Per mettere al riparo le adozioni di bambini stranieri dai rigurgiti di razzismo alimentati dalla situazione sociale e politica dei nostri giorni che sembra soffocare la spinta verso il bene, servono tre azioni coraggiose: denunciare, diffondere consapevolezza, chiamare le cose con il loro nome.

Lo sostiene Stefania Lorenzini, docente di pedagogia interculturale all’Università di Bologna, che nei giorni scorsi ha messo a punto uno studio originale per inquadrare il fenomeno. Quanto incidono gli episodi di razzismo sopportati dai ragazzi con la pelle nera che vivono in Italia sulla decisione delle famiglie di aprire le porte di casa a nuove accoglienze dai Paesi africani e asiatici? Una domanda tutt'altro che bizzarra alla luce del progressivo restringersi della disponibilità all’adozione internazionale. Dai 3.154 minori arrivati in Italia nel 2011 si è scesi a poco più di 1.500.

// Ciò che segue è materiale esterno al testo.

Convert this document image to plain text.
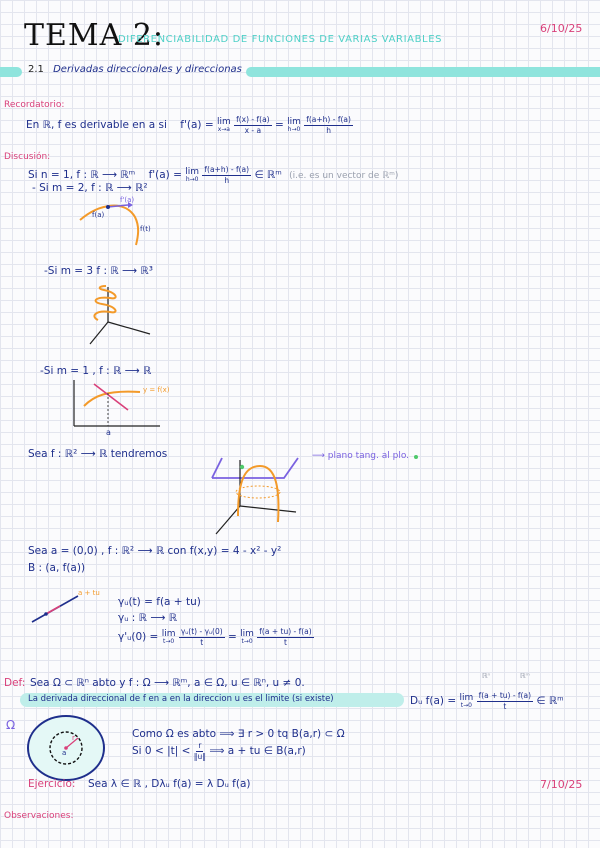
TEMA 2:
DIFERENCIABILIDAD DE FUNCIONES DE VARIAS VARIABLES
6/10/25
2.1 Derivadas direccionales y direccionas
Recordatorio:
En ℝ, f es derivable en a si f'(a) = lim
x→a
$\frac{f(x) - f(a)}{x - a} = \lim$
h→0
$\frac{f(a+h) - f(a)}{h}$
Discusión:
Si n = 1, f : ℝ ⟶ ℝᵐ f'(a) = lim
h→0
$\frac{f(a+h) - f(a)}{h}$ ∈ ℝᵐ (i.e. es un vector de ℝᵐ)
- Si m = 2, f : ℝ ⟶ ℝ²
f'(a)
f(a)
f(t)
-Si m = 3 f : ℝ ⟶ ℝ³
-Si m = 1 , f : ℝ ⟶ ℝ
y = f(x)
a
Sea f : ℝ² ⟶ ℝ tendremos	⟶ plano tang. al plo.
Sea a = (0,0) , f : ℝ² ⟶ ℝ con f(x,y) = 4 - x² - y²
B : (a, f(a))
a + tu
γᵤ(t) = f(a + tu)
γᵤ : ℝ ⟶ ℝ
γ'ᵤ(0) = lim
t→0
$\frac{\text{γᵤ(t) - γᵤ(0)}}{t} = \lim$
t→0
$\frac{f(a + tu) - f(a)}{t}$
Def: Sea Ω ⊂ ℝⁿ abto y f : Ω ⟶ ℝᵐ, a ∈ Ω, u ∈ ℝⁿ, u ≠ 0.
ℝⁿ	ℝᵐ
La derivada direccional de f en a en la direccion u es el limite (si existe)	Dᵤ f(a) = lim
t→0
$\frac{f(a + tu) - f(a)}{t}$ ∈ ℝᵐ
Ω
a
r	Como Ω es abto ⟹ ∃ r > 0 tq B(a,r) ⊂ Ω
Si $0 < |t| < \frac{r}{‖u‖}$ ⟹ a + tu ∈ B(a,r)
Ejercicio: Sea λ ∈ ℝ , Dλᵤ f(a) = λ Dᵤ f(a)	7/10/25
Observaciones:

Lo scorso anno (2018) sono stati solo 1.364 i bambini adottati nel nostro Paese. E ora, su numeri già tanto fragili, quanto peserà la cupa minaccia dell’intolleranza razziale? Difficile dirlo. La studiosa mette in fila gli episodi degli ultimi anni, intervista decine di ragazzi adottati, riferisce vicende di cronaca note e meno note. Un crescendo impressionante di situazioni di cui, soltanto negli ultimi mesi, si contano almeno dieci casi. Storie di sofferenza e di soprusi che spesso, per scelta o per distrazione, rimangono confinati nelle pagine delle cronache locali.

Talvolta sono soltanto scambi di battute, insulti, piccole violenze verbali ma più sferzanti di una scudisciata. Nelle interviste i ragazzi di colore adottati in Italia li riferiscono con un misto di delusione e di dolore. «Diversi intervistati – scrive Lorenzini – riconducono al contesto scolastico le esperienze definite come particolarmente dolorose, perché avvenute davanti agli amici, in età precoce in cui è più difficile capire, rispondere, rielaborare. Si tratta di esperienze che vanno dalla derisione all’insulto, al rifiuto, in qualche caso a comportamenti definibili come persecutori».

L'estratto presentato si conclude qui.